Search Engines: The New, De Facto OS?

“Read my lips: no new taxes.”
— President George Bush

“Microsoft and MSN are completely committed to our relationship with Overture. We have no plans to develop our own paid search platform.” Microsoft spokesperson

Yeah, right.

Never content to ignore a revenue source it couldn’t monop… oh, sorry… competitively control, Microsoft seems to have its sights set on the search industry.

Earlier this month, Microsoft quietly launched MSNBot, a piece of software designed to search the Web and build indexes of documents, much like Google and other algorithmic search engines. Although Microsoft currently uses Inktomi and Overture to power its searches, many believe the software giant wants to take over search capabilities itself, setting its sights on Google as the ultimate target.

Microsoft’s plans revolve around the 2005 release of its new operating system, code-named Longhorn. Microsoft plans to introduce a new file system that will provide a uniform method of storing data, according to a recent report, making searching between documents a lot easier than it is today. Rather than having to search for content in different applications, users will be able to employ one search box to find data anywhere it exists on their computers and in whatever format.

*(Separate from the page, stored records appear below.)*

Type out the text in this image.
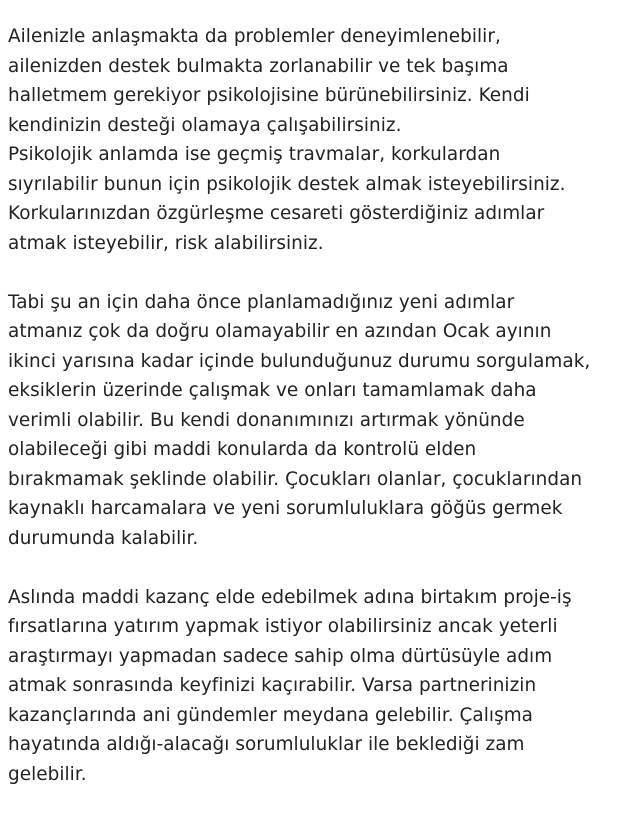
Ailenizle anlaşmakta da problemler deneyimlenebilir,
ailenizden destek bulmakta zorlanabilir ve tek başıma
halletmem gerekiyor psikolojisine bürünebilirsiniz. Kendi
kendinizin desteği olamaya çalışabilirsiniz.
Psikolojik anlamda ise geçmiş travmalar, korkulardan
sıyrılabilir bunun için psikolojik destek almak isteyebilirsiniz.
Korkularınızdan özgürleşme cesareti gösterdiğiniz adımlar
atmak isteyebilir, risk alabilirsiniz.

Tabi şu an için daha önce planlamadığınız yeni adımlar
atmanız çok da doğru olamayabilir en azından Ocak ayının
ikinci yarısına kadar içinde bulunduğunuz durumu sorgulamak,
eksiklerin üzerinde çalışmak ve onları tamamlamak daha
verimli olabilir. Bu kendi donanımınızı artırmak yönünde
olabileceği gibi maddi konularda da kontrolü elden
bırakmamak şeklinde olabilir. Çocukları olanlar, çocuklarından
kaynaklı harcamalara ve yeni sorumluluklara göğüs germek
durumunda kalabilir.

Aslında maddi kazanç elde edebilmek adına birtakım proje-iş
fırsatlarına yatırım yapmak istiyor olabilirsiniz ancak yeterli
araştırmayı yapmadan sadece sahip olma dürtüsüyle adım
atmak sonrasında keyfinizi kaçırabilir. Varsa partnerinizin
kazançlarında ani gündemler meydana gelebilir. Çalışma
hayatında aldığı-alacağı sorumluluklar ile beklediği zam
gelebilir.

So what? The big story may be search, for all its ubiquity across the desktop and on the Internet, is becoming the single most important way computer users access data, even more so than the point-and-click interfaces we use to move files around.

In May, Peter Coffee wrote “Search Engine as OS,” an amazingly insightful article. Coffee makes the point search engines such as Google are becoming de facto operating systems (OSs) of the wired world, providing the unified interface through which everyone manipulates data. Although Microsoft’s plans surely predate this article, it’s possible to glimpse the future in the similarities, especially if we remember the other software people once saw as a new de facto OS in years gone by: the Web browser. Remember Netscape?

Search is big business. Some recent moves — most notably those involving Yahoo’s $235 million purchase of Inktomi and Verity’s acquisition of Inktomi’s corporate search products — point to some major consolidation and serious jockeying in an industry getting fed up with Google’s dominance. In fact, when Yahoo recently renewed its contract with Google, the term “exclusive” was omitted, freeing Yahoo to go with other providers as it sees fit. Google currently has 40 percent of the search industry. The other once-dominant players are looking to grab a bigger piece of the pie for themselves.

Why should marketers care about Microsoft, Overture, and Longhorn? If Microsoft gets into the search business and integrates search with the OS, the burgeoning paid placement search market could change. Big time.

On the one hand, this kind of move could create huge new opportunities for marketers, if Microsoft plays its cards right. Given the rapid rise of always-on broadband connectivity (some predictions estimate 70 percent of the market by 2008), once search jumps out of the browser and into the OS, advertisers will have compelling new opportunities to deliver targeted marketing. It will be based not only on what people look for online but also what they’re doing on their own computers.

Picture this: It’s 2006. You’re working on your quarterly sales reports. You need the sales statistics for the northeast region, so you type “sales statistics” into your fancy new Longhorn search box. The search function scours your email, Word, Excel, and PowerPoint documents to retrieve all the relevant data squirreled away on your hard drive. But that’s not all. The function is tied into MSN’s new search engine, so it’s got the ability to search the Web for the same information. In a flash, you get back your list of relevant files and a couple of paid ads for companies trying to sell you sales training, contact managers, and business travel services.

In many ways, it’s a marketer’s dream come true, a new capability that will allow advertising to be tied directly to a target audiences’ every move (on their computers, at least). Once paid search is built into the OS, the sky’s the limit. Add to this the fact these searches take place outside an increasingly spam-filled and cluttered online environment, and you’ve got a pretty powerful platform to deliver messages on.

On the other hand, this kind of ubiquity may not exactly be greeted with open arms by users who are increasingly worried about privacy and corporate intrusion. People have grown to accept (and, in many cases, to ignore) copious amounts of online advertising, but bringing ads into the OS may be greeted with even less enthusiasm than spam. And though corporate IT folks definitely will see the advantages in powerful, ubiquitous search, they will inevitably have serious security concerns, especially when corporate data become exposed to searches.

For those of us who know paid search’s power, it’s important to keep an eye on Microsoft’s new developments. There’s a lot of money to be made in search. It seems improbable Microsoft won’t use its vast reserves to carve up a big chunk of the pie for itself. In a recent memo, Steve Ballmer took aim at search as one of the consumer services to be targeted for growth. MSNBot may be the opening salvo in the coming Search Wars.

In the coming months, don’t just read their lips, make sure you read between the lines.